The US Department of Justice’s (DOJ’s) Criminal Division published an update on June 1 to its Evaluation of Corporate Compliance Programs guidance, which is used by its prosecutors to assess the adequacy and effectiveness of corporate compliance programs in corporate criminal resolutions. The updated guidance retains nearly all of the language and questions contained in the previous guidance released in April 2019, but the new update provides clarifications and refinements in key areas, including with regard to access to compliance-related data.
As before, the updated guidance continues to focus on a program’s effectiveness, and the recent updates provide insights and useful clarifications that can aid legal and compliance departments. Read a redline comparison of the updated guidance.
Importantly, the updated guidance changes the inquiry on one of the three fundamental prosecutorial questions (“Is the program being applied earnestly and in good faith?”). Previously, the guidance directed prosecutors to look into whether a corporation’s compliance program was ‘being implemented effectively.’ The updated guidance provides more concrete information about what is at issue, requiring prosecutors to inquire into whether the program is being “adequately resourced and empowered to function effectively?”
In addition, the newest guidance makes the following notable updates:
- The importance of compliance functions having access to relevant data: For the first time, the guidance speaks to how compliance programs are able to access “relevant sources of data,” asking about whether data can be accessed in a timely way and whether impediments exist to such access.
- Emphasis on dynamic policies that can address misconduct immediately: The updated guidance emphasizes a company’s ability to track the effectiveness of its compliance program and poses questions focused on whether companies are updating existing policies to address the lessons learned from internal and/or industry misconduct.
- Greater focus on M&A post-acquisition due diligence and compliance integration: The new guidance speaks in greater depth to how companies address post-acquisition due diligence and integrate new acquisitions into existing compliance structures.
- Clarification on policy accessibility: The updated guidance gives additional clarification that compliance policies should be easily accessible to relevant employees, and advises companies to track the accessibility of their policies and the effectiveness of training.
- Expansion on third-party risk assessment: The updated guidance expands upon third-party management practices and now inquires as to whether companies engage in third-party risk management during the onboarding process or throughout the lifespan of the third party’s engagement.

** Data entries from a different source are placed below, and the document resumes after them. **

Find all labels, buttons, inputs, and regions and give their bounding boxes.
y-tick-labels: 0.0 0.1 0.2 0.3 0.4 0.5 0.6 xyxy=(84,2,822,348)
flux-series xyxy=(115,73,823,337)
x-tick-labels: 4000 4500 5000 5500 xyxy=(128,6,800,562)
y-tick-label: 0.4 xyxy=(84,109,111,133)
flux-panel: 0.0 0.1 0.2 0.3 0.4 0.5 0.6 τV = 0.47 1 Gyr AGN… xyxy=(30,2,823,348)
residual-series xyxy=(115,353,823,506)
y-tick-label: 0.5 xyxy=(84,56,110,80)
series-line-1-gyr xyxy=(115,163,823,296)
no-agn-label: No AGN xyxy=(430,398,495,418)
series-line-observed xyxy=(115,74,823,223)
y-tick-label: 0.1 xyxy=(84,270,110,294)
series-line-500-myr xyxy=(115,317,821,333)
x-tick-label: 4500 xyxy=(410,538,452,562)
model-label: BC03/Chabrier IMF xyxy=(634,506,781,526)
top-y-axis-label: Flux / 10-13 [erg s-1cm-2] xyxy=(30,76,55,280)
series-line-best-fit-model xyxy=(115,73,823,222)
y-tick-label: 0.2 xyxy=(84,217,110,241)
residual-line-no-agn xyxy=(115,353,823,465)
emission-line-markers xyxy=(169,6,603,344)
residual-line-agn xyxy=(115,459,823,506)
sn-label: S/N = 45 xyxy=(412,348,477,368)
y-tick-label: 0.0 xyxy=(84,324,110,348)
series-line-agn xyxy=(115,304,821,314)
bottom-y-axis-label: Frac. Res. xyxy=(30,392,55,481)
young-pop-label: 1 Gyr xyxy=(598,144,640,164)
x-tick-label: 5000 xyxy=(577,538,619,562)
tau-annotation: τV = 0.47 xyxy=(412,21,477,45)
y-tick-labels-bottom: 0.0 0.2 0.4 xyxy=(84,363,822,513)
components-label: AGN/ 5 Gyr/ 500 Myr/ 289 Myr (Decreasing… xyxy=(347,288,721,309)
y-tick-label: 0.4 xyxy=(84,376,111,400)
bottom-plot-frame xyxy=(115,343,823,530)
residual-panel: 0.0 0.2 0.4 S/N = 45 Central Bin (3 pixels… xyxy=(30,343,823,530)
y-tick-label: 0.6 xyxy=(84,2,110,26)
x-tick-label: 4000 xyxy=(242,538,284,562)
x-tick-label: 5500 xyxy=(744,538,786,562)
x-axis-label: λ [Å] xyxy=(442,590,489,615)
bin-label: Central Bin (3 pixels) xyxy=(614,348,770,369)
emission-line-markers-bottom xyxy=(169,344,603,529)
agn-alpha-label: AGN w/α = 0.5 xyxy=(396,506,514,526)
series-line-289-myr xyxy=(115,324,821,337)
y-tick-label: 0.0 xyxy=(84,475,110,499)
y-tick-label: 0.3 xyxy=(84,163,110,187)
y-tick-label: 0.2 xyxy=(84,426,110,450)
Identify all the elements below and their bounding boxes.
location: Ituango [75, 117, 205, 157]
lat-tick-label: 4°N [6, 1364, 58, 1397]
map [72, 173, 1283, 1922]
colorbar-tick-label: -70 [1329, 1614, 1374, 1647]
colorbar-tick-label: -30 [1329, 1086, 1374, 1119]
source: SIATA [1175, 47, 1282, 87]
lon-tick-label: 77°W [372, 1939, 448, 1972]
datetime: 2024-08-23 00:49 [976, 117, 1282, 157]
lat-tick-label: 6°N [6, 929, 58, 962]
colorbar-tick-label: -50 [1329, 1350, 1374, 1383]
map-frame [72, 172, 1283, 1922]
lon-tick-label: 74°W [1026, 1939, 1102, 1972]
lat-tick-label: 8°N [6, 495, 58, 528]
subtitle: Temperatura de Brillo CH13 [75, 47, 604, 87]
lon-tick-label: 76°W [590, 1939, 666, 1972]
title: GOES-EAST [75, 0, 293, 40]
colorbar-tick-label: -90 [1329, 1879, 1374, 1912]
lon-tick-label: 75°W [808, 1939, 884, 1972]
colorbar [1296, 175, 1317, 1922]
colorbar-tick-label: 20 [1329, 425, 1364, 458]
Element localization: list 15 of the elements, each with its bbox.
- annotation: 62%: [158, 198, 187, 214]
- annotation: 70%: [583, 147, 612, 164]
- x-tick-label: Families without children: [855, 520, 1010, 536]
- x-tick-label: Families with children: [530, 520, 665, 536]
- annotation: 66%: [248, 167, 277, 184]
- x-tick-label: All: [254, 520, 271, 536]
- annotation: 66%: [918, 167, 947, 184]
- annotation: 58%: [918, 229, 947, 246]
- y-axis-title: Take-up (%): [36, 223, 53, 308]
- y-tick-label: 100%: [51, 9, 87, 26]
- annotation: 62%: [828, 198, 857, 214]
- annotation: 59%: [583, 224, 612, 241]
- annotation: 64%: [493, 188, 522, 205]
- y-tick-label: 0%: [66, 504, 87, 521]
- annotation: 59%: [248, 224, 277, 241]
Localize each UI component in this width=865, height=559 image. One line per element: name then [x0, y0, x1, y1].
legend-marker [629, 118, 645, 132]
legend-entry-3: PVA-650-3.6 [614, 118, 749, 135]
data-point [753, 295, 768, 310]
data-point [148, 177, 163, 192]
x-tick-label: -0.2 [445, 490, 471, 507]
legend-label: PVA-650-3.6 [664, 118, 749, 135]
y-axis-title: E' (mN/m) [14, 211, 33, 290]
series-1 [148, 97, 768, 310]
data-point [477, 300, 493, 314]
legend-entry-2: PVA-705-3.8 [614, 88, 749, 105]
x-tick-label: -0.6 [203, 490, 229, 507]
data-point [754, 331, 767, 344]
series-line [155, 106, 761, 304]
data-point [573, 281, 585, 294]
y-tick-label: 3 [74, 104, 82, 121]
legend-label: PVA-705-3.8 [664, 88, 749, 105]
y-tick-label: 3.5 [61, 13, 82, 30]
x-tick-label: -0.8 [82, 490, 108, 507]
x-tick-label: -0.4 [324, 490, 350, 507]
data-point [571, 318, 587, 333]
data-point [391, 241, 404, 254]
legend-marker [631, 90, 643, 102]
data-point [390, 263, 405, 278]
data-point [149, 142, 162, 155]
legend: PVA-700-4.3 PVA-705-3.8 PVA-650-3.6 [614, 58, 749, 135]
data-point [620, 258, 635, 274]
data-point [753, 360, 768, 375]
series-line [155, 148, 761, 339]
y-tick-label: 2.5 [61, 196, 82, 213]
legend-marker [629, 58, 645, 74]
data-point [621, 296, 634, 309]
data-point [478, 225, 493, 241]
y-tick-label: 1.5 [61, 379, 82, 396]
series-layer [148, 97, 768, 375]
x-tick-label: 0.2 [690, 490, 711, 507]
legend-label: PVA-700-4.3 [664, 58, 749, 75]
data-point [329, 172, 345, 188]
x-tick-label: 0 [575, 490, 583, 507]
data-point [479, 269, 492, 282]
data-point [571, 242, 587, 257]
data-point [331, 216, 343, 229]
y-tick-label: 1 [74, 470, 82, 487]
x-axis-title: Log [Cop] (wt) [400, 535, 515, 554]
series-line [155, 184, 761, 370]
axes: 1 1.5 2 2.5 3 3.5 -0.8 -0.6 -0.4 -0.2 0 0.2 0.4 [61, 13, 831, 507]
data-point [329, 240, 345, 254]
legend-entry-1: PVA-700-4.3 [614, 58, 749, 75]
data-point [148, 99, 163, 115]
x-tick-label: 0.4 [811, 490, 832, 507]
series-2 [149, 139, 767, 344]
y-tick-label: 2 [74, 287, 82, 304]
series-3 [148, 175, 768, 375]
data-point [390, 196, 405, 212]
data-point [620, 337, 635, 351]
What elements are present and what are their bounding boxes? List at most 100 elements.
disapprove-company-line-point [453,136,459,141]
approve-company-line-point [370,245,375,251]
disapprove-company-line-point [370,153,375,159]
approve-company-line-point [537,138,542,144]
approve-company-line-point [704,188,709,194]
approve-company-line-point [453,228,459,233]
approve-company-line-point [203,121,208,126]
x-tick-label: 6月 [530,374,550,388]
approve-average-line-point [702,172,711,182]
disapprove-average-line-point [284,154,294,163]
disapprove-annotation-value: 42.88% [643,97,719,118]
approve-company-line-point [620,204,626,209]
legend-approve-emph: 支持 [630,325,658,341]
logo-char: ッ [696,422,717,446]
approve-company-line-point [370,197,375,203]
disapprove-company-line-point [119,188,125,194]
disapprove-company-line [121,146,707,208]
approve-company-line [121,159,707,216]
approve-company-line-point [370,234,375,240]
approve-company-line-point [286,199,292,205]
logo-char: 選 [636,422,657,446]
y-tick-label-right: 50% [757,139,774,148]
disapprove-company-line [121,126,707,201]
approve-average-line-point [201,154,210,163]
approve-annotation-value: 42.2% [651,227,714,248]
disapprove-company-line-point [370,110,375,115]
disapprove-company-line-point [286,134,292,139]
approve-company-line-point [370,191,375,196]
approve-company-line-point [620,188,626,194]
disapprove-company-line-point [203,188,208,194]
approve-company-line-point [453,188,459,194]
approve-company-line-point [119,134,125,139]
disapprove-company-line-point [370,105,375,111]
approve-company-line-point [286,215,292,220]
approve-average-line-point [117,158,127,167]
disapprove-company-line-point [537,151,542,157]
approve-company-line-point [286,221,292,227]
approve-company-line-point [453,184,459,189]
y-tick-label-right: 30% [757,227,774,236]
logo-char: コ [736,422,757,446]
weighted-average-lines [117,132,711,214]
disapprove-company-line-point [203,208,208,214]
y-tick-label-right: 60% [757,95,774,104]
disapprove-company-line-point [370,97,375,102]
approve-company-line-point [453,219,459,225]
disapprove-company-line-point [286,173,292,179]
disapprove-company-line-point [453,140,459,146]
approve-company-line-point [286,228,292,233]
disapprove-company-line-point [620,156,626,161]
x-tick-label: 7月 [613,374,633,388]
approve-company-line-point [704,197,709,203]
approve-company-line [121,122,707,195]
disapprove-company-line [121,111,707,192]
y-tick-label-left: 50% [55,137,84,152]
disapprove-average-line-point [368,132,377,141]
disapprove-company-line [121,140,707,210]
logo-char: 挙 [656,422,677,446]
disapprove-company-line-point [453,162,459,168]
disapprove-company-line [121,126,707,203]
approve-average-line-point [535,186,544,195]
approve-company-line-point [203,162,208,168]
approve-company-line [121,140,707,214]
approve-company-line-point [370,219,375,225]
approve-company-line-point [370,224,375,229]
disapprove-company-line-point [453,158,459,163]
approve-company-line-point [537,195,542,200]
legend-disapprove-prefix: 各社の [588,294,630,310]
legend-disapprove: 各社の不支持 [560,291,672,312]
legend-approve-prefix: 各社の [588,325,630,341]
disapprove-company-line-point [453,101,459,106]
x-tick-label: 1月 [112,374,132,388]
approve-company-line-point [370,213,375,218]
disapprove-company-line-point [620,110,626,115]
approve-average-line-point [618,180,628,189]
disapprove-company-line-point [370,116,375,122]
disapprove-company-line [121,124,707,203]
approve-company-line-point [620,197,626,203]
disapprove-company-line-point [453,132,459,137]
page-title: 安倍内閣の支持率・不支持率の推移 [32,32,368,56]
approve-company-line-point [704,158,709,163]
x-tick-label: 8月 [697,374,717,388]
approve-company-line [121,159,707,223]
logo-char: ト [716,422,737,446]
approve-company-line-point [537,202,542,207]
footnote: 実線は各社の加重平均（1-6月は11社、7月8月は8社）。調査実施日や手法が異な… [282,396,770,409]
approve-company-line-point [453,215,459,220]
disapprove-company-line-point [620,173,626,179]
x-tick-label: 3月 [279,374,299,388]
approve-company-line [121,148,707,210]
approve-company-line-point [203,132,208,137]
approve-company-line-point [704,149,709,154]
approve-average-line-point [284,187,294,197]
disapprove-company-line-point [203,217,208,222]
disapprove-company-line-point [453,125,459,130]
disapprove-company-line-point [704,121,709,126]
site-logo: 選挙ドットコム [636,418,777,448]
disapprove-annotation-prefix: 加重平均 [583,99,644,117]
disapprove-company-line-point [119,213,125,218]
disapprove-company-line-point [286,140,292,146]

- Importance of compliance engagement at all levels: The updated guidance emphasizes the need for compliance at all levels of the company, including the implementation of a culture of compliance at the middle management levels.
It is yet to be determined how this new guidance will be implemented, however, the DOJ’s clarification and expansion on specific topics provides useful insight into which corporate compliance programs the DOJ will deem effective. Although the updated guidance is not prescriptive, it does signal that companies and their internal legal and compliance departments should create dynamic and adaptable programs that are appropriately resourced, empowered to be effective and responsive to misconduct, and ever evolving to address dynamic risks.